I've gotten to the point where I've sold and shipped my shirts to several different states. I don't know why I think that's so fun, but I do. 

I thought it might be fun to find some sort of a map where I could color (or something) the states to show where I've shipped. I'd like to display this on my website or facebook, or both. 

Does anyone know of such a thing? I've seen an app (long ago) on facebook where people color in what states or countries they have visited, but I can't find it now. 

I'd like to find something (an app?), but it would have to be simple to download and use for me to be able to use it. 

Anyone know of anything like this? I thought it would be cool to color it in as I ship to different states.


----------



## allhamps (Mar 15, 2007)

You are right, that is a very nice idea. Amazingly, I found vectors of each state individually, but I have not yet found a vector of the United States, with all of the states outlined in it


----------



## Swisha (Mar 31, 2011)

That's a cool idea. Now you have me interested. I found this website. 

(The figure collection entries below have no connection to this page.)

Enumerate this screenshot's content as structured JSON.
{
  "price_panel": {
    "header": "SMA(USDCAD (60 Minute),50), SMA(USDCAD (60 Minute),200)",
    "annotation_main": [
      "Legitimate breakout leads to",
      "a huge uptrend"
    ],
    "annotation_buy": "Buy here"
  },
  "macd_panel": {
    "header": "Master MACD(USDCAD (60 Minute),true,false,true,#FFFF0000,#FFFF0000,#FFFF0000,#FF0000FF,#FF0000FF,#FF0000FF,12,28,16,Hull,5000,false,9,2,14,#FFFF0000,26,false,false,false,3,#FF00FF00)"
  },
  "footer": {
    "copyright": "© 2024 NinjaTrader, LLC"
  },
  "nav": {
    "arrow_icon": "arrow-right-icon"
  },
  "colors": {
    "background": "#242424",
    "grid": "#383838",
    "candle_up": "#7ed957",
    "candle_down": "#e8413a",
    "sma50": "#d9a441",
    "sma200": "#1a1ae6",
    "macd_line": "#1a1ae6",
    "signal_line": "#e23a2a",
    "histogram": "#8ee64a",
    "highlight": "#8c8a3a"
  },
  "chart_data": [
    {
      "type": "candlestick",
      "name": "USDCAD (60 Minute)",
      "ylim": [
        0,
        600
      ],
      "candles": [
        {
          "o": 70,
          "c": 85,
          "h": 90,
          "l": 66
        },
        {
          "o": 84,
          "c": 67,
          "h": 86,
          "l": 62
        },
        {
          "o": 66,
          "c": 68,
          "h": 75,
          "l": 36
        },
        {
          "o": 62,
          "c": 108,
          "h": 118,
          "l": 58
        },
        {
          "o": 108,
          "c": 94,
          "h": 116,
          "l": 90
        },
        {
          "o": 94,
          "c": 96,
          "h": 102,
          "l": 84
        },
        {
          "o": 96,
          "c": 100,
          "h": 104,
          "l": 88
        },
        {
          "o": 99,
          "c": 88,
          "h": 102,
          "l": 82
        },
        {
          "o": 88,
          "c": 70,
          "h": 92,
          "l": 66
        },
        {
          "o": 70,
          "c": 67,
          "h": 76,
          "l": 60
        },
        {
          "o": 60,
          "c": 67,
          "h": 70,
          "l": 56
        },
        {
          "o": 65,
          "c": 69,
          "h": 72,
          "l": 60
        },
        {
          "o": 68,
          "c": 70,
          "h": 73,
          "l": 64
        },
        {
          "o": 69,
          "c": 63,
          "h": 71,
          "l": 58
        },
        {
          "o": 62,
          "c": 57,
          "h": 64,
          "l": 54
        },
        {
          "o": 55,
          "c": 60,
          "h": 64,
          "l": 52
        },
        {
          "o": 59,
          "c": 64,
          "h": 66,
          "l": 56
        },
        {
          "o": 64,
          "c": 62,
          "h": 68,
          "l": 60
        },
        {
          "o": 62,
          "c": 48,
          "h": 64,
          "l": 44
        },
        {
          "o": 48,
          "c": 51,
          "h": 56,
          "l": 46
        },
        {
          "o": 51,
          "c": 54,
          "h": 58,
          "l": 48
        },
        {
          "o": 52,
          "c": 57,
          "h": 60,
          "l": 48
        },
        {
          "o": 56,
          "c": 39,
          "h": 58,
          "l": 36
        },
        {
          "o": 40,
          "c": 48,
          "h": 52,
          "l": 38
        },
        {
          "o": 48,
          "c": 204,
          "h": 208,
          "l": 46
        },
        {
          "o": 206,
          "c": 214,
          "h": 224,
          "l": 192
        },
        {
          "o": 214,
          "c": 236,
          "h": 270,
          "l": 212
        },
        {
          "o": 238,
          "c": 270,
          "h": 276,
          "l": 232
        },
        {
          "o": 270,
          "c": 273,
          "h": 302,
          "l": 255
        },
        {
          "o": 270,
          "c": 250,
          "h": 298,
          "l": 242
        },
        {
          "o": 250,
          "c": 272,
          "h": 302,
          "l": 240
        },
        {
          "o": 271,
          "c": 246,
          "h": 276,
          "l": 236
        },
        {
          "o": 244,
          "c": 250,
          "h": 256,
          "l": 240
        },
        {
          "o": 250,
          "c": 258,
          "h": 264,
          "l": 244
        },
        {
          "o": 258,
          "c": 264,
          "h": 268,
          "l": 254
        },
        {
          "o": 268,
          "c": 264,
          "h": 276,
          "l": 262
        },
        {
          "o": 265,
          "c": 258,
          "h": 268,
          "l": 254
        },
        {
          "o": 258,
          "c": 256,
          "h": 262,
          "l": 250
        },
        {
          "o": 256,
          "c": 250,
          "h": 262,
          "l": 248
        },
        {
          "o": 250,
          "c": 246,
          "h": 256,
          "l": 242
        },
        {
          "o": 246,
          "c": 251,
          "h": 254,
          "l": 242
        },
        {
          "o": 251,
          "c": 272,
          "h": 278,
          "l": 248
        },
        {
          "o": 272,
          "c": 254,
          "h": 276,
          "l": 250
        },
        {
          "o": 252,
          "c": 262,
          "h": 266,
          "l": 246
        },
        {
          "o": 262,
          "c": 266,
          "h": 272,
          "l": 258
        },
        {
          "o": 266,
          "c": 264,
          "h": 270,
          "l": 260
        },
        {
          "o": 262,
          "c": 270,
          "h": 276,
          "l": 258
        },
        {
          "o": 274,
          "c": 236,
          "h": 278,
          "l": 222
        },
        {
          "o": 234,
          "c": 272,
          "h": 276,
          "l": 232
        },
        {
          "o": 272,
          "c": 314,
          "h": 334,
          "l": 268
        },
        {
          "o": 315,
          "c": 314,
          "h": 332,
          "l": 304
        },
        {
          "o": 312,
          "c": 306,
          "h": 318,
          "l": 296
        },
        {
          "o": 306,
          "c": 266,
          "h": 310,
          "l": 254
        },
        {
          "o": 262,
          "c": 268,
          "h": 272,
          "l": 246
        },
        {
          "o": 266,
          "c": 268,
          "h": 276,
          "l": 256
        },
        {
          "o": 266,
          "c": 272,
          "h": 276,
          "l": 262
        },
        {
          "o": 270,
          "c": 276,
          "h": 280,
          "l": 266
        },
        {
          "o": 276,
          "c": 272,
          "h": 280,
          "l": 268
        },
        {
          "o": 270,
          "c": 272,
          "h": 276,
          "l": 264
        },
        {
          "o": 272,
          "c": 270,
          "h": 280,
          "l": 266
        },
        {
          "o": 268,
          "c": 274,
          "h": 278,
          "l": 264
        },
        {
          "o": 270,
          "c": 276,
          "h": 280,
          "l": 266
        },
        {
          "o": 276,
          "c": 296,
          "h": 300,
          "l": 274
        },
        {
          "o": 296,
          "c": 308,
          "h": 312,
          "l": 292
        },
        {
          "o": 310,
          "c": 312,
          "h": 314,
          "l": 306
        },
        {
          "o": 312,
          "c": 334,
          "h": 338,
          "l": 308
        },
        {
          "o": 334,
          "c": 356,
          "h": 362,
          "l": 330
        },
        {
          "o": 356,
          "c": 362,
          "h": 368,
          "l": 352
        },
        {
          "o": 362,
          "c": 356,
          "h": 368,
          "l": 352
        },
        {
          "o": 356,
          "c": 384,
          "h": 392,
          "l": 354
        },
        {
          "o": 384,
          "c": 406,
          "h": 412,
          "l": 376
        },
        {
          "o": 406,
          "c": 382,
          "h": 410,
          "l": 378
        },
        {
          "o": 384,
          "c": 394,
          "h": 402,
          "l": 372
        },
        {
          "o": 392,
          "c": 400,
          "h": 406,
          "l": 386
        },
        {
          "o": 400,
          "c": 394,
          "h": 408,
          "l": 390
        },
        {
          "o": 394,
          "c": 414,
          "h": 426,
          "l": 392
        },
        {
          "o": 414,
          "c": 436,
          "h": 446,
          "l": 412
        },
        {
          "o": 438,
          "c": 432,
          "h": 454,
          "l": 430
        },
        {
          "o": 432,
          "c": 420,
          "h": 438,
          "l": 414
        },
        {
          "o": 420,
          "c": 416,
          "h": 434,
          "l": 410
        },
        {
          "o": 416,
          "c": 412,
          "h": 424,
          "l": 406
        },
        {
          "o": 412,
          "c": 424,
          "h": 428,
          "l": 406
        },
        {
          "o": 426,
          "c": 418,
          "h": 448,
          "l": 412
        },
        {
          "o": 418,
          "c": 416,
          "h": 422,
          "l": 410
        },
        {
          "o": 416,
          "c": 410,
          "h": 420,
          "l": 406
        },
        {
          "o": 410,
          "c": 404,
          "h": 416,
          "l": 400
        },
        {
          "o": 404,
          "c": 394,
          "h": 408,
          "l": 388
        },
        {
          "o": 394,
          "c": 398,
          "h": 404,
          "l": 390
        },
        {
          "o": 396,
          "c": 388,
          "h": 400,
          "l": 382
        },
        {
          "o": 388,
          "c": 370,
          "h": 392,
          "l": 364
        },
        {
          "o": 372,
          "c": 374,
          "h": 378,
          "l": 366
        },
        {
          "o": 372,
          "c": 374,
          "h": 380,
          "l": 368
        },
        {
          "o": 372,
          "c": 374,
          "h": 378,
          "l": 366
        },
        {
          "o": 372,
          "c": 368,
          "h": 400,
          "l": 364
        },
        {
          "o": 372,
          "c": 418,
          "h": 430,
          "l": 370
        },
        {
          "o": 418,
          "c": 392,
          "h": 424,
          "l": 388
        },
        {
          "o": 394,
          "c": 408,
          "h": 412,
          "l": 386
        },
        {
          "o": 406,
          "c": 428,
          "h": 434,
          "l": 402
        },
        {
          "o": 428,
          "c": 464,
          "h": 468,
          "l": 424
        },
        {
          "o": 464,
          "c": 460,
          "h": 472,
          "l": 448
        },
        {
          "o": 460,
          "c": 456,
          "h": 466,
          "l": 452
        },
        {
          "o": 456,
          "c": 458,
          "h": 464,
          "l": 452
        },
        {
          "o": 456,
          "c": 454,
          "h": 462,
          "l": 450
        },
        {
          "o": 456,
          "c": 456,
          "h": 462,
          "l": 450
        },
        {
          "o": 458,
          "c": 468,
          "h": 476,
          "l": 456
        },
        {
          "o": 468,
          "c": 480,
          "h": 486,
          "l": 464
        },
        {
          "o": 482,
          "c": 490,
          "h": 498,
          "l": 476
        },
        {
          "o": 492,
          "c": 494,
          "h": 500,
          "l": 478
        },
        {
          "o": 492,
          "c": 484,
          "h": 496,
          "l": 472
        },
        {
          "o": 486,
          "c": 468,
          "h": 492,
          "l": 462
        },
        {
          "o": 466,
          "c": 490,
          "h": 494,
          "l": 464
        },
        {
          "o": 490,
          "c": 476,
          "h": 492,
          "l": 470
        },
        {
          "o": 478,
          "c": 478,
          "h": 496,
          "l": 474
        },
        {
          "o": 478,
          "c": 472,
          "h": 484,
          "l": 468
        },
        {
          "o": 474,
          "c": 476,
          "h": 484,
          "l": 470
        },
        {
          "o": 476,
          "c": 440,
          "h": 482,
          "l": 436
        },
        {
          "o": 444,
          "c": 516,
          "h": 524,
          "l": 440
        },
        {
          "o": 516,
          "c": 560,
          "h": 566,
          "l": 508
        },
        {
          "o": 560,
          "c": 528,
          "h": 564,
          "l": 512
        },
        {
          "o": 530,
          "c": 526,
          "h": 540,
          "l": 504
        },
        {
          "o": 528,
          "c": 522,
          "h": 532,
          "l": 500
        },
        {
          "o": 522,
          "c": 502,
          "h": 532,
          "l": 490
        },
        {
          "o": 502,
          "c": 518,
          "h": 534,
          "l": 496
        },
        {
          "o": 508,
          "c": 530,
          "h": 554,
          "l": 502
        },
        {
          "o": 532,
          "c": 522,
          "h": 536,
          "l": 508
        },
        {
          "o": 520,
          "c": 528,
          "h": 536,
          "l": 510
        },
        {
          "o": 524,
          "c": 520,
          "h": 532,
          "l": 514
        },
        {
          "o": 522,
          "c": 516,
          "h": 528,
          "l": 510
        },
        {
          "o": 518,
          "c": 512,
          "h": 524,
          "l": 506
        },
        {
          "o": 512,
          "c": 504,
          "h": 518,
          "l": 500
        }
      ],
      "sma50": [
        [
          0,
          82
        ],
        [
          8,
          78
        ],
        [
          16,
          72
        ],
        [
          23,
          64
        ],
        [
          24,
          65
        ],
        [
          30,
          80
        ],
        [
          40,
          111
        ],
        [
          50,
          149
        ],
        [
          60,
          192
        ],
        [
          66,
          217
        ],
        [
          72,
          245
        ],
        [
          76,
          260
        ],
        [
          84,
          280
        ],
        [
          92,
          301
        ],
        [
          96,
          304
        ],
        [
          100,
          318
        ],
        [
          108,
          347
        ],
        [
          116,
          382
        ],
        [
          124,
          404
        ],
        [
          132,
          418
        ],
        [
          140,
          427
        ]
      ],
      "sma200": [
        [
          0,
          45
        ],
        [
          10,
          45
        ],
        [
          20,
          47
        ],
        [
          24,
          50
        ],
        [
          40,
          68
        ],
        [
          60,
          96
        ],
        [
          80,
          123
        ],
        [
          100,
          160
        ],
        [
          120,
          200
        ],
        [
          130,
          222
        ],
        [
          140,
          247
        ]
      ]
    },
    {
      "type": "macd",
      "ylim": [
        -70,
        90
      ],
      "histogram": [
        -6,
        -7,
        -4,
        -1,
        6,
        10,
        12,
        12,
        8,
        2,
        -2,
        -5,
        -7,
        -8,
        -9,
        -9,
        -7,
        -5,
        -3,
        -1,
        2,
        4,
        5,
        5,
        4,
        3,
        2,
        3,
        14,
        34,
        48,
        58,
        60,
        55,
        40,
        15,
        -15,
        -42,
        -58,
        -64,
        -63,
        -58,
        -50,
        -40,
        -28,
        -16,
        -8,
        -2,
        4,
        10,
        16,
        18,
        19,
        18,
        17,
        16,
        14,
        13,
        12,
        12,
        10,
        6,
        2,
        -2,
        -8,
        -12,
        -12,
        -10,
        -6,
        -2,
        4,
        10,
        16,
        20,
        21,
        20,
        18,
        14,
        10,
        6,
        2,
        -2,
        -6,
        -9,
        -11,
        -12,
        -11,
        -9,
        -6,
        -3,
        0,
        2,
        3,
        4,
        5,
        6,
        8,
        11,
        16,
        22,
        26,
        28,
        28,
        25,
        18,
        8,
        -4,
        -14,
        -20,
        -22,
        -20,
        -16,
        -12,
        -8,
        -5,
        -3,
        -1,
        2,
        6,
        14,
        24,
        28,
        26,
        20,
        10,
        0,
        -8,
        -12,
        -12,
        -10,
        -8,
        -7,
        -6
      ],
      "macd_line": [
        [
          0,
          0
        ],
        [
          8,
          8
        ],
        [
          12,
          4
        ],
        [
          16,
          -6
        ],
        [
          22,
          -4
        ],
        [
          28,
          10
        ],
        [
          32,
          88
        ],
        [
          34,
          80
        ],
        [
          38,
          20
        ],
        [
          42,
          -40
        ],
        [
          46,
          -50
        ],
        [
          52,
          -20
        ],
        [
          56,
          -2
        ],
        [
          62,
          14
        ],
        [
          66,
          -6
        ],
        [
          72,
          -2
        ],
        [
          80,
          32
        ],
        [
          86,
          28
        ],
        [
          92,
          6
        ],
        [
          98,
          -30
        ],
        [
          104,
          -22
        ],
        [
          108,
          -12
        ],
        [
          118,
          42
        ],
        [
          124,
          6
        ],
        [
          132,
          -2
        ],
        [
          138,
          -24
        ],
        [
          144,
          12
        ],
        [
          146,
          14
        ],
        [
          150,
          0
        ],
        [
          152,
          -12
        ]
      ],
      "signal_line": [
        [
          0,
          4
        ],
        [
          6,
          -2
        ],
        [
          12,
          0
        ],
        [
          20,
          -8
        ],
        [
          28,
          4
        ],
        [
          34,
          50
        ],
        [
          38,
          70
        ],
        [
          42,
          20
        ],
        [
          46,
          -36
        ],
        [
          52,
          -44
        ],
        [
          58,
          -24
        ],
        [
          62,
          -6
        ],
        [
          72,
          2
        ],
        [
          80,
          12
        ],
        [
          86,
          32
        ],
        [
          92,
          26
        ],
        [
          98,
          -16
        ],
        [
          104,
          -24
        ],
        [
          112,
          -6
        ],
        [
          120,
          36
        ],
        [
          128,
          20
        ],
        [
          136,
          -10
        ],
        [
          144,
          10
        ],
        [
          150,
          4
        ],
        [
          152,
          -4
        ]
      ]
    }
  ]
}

http://www.vecteezy.com/map-vector/5937-united-states-map-vector

If anyone else finds any better ones, please post


----------



## Swisha (Mar 31, 2011)

Also found this

http://kango.hubpages.com/hub/Top_5_Facebook_Travel_Application_Widget_Reviewed_by_Kango


----------



## leapoffaith (Nov 8, 2009)

Swisha, that last link doesn't work for me.


----------



## Swisha (Mar 31, 2011)

Try this one,

http://travel.usatoday.com/digitalt...ot-Facebook-apps-share-travel-tips/52756038/1

If that doesn't work, here's part of the article that list some of the apps 

"The apps include travel planning websites Gogobot and Wipolo, travel review site TripAdvisor, short-term rental site Airbnb and interactive map Where I've Been."


----------



## D3L0C4T3D (Jan 23, 2012)

Why not just use google maps where you canjust tag not only the state but the city or even tje company you did shirts for? On top of that you can include a pic of the ****t you printed

Sent from my SPH-D710 using T-Shirt Forums


----------